05 de janeiro de 2012 | 3h 05
Fernando Reinach - O Estado de S.Paulo
Você gostaria de remover de sua mente um medo ou a memória de um trauma? Em camundongos, isso já é possível. E o método é tão simples que logo será adotado por psiquiatras e terapeutas.
O experimento, feito por cientistas de Helsinque e Nova York, baseou-se em duas descobertas feitas nos últimos anos. A primeira é que, tanto em animais quanto em seres humanos, é muito mais fácil reverter medos e traumas psicológicos durante a infância, enquanto o sistema nervoso está em desenvolvimento. Nesse período, os cientistas acreditam que os neurônios possuem um maior grau de plasticidade e podem ser moldados mais facilmente por novas experiências (é por isso que é mais fácil aprender uma segunda língua na primeira infância).
A segunda é que nos últimos anos foi descoberto que o tratamento de camundongos com antidepressivos, como a fluoxetina (Prozac), provoca mudanças no funcionamento do sistema nervoso, aumentando sua plasticidade.
Com base nessas observações, os cientistas imaginaram que talvez a administração de antidepressivos tornava o cérebro mais plástico, o que facilitaria a remoção de medos patológicos ou traumas de guerra.
Para testar essa hipótese, fizeram o seguinte experimento. Os camundongos foram condicionados a ter medo de um apito agudo. Para tanto, foram submetidos a pequenos choques elétricos toda vez que o apito tocava. Camundongos com medo do apito ficam imóveis assim que o ouvem, mesmo quando o som não é seguido de choque.
Após terem sido condicionados a ter medo do apito, os animais foram divididos em dois grupos. Um recebeu fluoxetina por duas semanas e o outro serviu como controle, tendo recebido somente água.
Após esse período, eles foram submetidos somente ao apito (sem choque) e suas reações foram monitoradas. Isso permite saber se eles haviam "esquecido" que tinham medo do apito e se o uso do apito sem o choque faria com que eles perdessem o medo do apito.
Depois de dois dias, foram deixados em paz por mais uma semana e testados novamente tanto com o apito sem choque (um subgrupo) como com o apito seguido de choque (outro subgrupo). O objetivo desse último teste não era recondicionar os camundongos a ter medo de choques, mas verificar se um único choque era capaz de restaurar o medo original.

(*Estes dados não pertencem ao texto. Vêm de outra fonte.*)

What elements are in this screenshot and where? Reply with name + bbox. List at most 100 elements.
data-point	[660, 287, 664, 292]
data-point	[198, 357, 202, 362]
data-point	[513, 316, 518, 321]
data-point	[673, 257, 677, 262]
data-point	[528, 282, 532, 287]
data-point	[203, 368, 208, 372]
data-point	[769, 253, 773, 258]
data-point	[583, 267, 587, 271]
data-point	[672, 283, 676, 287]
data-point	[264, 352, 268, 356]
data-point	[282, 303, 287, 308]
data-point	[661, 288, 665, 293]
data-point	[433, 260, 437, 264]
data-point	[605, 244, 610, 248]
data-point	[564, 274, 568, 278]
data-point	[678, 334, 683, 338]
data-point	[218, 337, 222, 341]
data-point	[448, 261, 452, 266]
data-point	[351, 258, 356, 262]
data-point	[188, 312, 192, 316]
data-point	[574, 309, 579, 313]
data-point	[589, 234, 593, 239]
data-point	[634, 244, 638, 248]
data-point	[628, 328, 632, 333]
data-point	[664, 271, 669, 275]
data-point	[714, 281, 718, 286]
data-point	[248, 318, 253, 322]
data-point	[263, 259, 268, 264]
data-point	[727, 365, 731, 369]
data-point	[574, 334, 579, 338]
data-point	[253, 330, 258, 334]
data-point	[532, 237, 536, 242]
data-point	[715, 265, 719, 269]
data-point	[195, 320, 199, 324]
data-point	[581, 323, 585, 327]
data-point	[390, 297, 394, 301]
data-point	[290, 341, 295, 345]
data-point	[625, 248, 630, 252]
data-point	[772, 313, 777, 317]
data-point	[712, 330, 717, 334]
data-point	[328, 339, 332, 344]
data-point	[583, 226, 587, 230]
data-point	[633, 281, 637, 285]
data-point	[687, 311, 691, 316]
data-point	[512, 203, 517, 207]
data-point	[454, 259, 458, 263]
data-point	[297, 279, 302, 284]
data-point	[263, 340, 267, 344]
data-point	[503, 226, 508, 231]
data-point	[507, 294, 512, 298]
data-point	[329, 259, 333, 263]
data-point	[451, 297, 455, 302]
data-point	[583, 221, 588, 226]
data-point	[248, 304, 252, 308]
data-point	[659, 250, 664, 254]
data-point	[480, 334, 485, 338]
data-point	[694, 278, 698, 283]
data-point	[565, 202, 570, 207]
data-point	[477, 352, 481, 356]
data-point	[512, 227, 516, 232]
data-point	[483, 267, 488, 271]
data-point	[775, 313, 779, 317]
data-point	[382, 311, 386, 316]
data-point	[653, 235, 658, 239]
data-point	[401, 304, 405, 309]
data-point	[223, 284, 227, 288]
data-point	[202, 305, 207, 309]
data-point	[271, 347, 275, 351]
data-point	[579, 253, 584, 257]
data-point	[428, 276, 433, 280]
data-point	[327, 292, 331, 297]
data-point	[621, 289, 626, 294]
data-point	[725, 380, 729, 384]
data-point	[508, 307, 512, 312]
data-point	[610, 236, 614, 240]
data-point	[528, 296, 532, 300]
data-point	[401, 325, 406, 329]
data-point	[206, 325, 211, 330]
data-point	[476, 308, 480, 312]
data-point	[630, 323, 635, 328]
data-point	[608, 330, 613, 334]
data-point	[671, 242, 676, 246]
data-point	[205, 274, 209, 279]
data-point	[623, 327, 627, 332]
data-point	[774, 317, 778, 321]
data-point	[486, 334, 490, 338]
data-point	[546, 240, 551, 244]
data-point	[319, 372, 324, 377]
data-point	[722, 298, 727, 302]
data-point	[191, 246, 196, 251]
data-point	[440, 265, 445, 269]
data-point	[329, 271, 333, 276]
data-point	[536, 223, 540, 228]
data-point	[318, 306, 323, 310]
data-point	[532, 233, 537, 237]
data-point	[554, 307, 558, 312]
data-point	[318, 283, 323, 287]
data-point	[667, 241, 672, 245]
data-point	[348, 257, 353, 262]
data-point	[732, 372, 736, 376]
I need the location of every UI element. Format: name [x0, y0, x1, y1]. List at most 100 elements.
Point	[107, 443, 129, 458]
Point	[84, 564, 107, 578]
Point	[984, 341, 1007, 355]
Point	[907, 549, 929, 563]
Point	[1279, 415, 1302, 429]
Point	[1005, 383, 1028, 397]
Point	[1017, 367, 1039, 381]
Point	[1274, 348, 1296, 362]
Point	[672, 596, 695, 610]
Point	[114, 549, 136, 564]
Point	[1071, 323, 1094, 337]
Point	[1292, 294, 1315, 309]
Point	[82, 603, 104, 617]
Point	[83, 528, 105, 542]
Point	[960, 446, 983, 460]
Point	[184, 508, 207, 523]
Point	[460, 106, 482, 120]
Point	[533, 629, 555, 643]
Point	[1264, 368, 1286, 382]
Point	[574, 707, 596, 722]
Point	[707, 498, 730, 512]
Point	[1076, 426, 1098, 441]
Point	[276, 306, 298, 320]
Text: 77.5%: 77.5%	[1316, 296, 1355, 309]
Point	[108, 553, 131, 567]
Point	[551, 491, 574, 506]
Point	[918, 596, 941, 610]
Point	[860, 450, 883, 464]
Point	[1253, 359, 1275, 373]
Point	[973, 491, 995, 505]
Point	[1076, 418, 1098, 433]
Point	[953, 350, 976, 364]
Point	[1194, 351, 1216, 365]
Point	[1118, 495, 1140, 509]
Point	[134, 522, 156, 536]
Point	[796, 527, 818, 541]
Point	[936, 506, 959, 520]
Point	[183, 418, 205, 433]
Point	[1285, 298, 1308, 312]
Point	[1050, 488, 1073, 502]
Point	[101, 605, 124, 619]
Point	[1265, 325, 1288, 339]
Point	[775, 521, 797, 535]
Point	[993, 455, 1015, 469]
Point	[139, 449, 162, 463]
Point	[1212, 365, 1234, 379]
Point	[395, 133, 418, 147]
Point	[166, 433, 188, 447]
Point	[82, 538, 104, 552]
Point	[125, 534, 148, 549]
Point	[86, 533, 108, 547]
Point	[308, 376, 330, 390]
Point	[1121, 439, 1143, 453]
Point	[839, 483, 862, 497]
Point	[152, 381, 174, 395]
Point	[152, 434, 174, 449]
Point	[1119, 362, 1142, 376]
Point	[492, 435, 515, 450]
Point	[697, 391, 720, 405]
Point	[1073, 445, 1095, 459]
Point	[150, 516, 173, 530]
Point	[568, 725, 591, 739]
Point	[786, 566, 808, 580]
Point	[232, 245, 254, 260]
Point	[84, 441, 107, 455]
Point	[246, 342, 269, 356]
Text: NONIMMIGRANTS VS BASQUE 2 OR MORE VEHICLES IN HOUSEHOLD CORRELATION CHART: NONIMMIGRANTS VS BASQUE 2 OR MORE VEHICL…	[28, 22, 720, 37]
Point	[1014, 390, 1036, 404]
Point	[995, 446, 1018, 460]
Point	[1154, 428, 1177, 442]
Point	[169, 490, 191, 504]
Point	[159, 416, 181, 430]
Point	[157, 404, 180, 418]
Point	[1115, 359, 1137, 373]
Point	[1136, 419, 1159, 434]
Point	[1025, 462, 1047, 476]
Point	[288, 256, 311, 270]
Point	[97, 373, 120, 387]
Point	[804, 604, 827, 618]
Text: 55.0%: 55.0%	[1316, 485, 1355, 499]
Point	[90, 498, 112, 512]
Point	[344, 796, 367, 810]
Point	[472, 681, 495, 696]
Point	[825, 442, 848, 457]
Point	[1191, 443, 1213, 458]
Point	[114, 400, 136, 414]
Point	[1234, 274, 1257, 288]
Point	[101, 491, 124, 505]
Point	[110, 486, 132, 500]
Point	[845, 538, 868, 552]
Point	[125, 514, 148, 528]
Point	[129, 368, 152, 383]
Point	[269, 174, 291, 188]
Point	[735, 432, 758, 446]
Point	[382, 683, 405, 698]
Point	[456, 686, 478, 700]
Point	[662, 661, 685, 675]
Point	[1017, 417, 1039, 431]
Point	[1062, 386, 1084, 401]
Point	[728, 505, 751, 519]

Resultados. Os cientistas observaram que os dois grupos de camundongos (com ou sem antidepressivos) perdiam o medo do choque ao longo do tempo e eram igualmente dessensibilizados durante os dois dias em que ouviam o apito sem receber o choque. A grande diferença ocorria mais tarde. Os animais que haviam recebido antidepressivos não recuperavam o medo espontaneamente ao longo do tempo nem voltavam a ter medo após um único choque. A memória do choque havia sido eliminada. Eles estavam curados.
Nos camundongos que haviam recebido água, o medo voltava aos poucos, à medida que ouviam o apito. O medo retornava em níveis muito altos se fossem submetidos a um único choque. Ou seja, o medo estava "adormecido", mas voltava rapidamente após um único estímulo. Eles não haviam sido curados.
Além desses estudos comportamentais, os cientistas analisaram os neurônios dos circuitos cerebrais envolvidos com essa resposta ao medo e confirmaram que a plasticidade desses circuitos foi aumentada pelo antidepressivo. Isso explica porque foi muito mais fácil eliminar o medo e a memória com o uso combinado de antidepressivos e processos de condicionamento.
Como processos de condicionamento semelhantes a esses já são usados para tratar traumas em seres humanos e as doses de antidepressivos necessárias são as rotineiramente utilizadas por psiquiatras, é fácil imaginar que essa combinação de tratamentos pode vir a ser usada em seres humanos no futuro próximo. Sem dúvida, um grande avanço no tratamento de diversos distúrbios psiquiátricos.
Por outro lado, essa tecnologia, que permite remover ou adicionar medos e memórias à mente humana, pode ser utilizada em processos de lavagem cerebral ou doutrinação. Um prato cheio para polícias secretas, seitas radicais e diretores de cinema.